Password security rules
When creating or resetting a password, the following rules apply:- Your password cannot be too similar to your other personal information.
- It must contain at least 8 characters.
- It cannot be a commonly used password.
- It cannot be entirely numeric.
- It must include at least one lowercase letter, one uppercase letter, one digit, and one special character.
👉 If your organization requires specific policies (e.g. longer length, rotation, advanced complexity), you will need to use SSO.
Features not natively supported
At this stage, our authentication system does not include:- Two-Factor Authentication (2FA/MFA).
- Automatic password expiration.
Our strategy is to focus on our core product features and delegate identity management to specialized providers via SSO.
SSO support in Paradigm
The Paradigm platform supports SSO via the following protocols:- SAML — Available in all our plans. Compatible with major providers (Keycloak, Okta, Ping, Azure AD, etc.) → see documentation.
- OpenID Connect (OIDC) — Available in all our plans → see documentation.

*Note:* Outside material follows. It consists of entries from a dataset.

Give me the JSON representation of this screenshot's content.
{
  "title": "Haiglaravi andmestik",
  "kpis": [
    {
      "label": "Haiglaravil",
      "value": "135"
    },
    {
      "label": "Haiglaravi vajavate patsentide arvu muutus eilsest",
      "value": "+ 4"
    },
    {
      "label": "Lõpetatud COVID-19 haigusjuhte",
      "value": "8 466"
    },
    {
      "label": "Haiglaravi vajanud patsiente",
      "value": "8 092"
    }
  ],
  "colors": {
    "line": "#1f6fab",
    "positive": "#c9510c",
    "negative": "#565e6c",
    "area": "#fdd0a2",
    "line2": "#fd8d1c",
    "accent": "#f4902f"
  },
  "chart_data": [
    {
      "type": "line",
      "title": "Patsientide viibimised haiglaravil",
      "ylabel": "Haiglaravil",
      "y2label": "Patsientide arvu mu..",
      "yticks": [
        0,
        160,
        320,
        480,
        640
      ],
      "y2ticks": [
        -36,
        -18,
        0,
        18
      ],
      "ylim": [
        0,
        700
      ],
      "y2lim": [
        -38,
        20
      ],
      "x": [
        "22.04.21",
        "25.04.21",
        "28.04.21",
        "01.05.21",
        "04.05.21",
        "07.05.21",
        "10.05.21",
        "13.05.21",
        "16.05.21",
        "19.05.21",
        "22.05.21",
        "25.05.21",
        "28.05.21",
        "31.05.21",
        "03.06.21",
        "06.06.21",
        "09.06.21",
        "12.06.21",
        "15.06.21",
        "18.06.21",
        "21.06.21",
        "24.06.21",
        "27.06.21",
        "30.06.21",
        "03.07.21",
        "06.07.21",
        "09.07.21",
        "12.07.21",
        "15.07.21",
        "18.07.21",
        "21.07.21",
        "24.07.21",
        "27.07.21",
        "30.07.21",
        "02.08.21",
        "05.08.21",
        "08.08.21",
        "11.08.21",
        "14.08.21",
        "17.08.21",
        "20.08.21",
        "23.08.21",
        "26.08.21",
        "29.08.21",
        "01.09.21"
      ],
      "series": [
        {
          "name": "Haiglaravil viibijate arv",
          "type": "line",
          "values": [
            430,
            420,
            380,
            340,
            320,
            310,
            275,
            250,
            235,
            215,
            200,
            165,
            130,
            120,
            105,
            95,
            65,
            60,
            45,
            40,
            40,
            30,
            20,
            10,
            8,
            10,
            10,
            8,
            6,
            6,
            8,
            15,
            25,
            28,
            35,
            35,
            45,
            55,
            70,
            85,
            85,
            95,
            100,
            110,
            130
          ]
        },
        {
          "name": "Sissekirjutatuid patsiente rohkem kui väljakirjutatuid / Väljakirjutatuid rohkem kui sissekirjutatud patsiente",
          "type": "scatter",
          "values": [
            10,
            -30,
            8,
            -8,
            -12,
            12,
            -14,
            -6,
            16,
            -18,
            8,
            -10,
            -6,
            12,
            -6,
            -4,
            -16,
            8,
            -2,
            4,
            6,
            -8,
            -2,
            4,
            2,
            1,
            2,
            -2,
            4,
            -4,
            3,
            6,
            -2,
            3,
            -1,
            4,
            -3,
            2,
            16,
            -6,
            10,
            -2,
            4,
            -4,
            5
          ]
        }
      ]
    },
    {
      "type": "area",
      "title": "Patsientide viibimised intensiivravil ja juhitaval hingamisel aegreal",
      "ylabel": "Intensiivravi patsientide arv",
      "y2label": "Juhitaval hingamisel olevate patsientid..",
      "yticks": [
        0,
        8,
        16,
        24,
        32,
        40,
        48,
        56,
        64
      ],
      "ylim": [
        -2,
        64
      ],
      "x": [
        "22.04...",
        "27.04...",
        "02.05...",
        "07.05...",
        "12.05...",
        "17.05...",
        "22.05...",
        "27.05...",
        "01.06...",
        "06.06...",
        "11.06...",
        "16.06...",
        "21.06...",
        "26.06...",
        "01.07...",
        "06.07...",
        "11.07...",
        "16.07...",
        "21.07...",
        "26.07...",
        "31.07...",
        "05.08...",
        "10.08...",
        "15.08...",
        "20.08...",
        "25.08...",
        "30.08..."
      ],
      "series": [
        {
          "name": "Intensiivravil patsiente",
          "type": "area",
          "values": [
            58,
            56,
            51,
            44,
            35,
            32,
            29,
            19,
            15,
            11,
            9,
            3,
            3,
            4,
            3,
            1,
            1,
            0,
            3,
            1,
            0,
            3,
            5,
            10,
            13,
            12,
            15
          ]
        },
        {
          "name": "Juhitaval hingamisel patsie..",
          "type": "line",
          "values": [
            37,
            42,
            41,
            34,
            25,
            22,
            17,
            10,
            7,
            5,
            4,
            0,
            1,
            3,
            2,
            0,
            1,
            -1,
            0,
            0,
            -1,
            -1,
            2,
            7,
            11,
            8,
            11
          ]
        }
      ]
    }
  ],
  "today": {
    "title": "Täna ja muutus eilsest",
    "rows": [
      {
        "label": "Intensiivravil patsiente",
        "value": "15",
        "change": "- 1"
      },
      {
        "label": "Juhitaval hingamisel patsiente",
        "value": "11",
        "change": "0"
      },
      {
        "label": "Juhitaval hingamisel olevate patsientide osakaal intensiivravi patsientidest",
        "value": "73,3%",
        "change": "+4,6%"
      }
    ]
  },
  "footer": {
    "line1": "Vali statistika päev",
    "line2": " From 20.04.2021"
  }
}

- LDAP — Directory-based authentication for corporate environments → see documentation.
User management and compliance
- User account management can be automated using SCIM (create, delete, deactivate) → see documentation.
- Account deletion and deactivation are immediate and tracked in an audit log.
- The system is GDPR-compliant. For other standards (ISO 27001, NIST, etc.), compliance depends on your SSO infrastructure.
- Without SSO: a robust but non-customizable system.
- With SSO: full flexibility to align Paradigm with your security policies.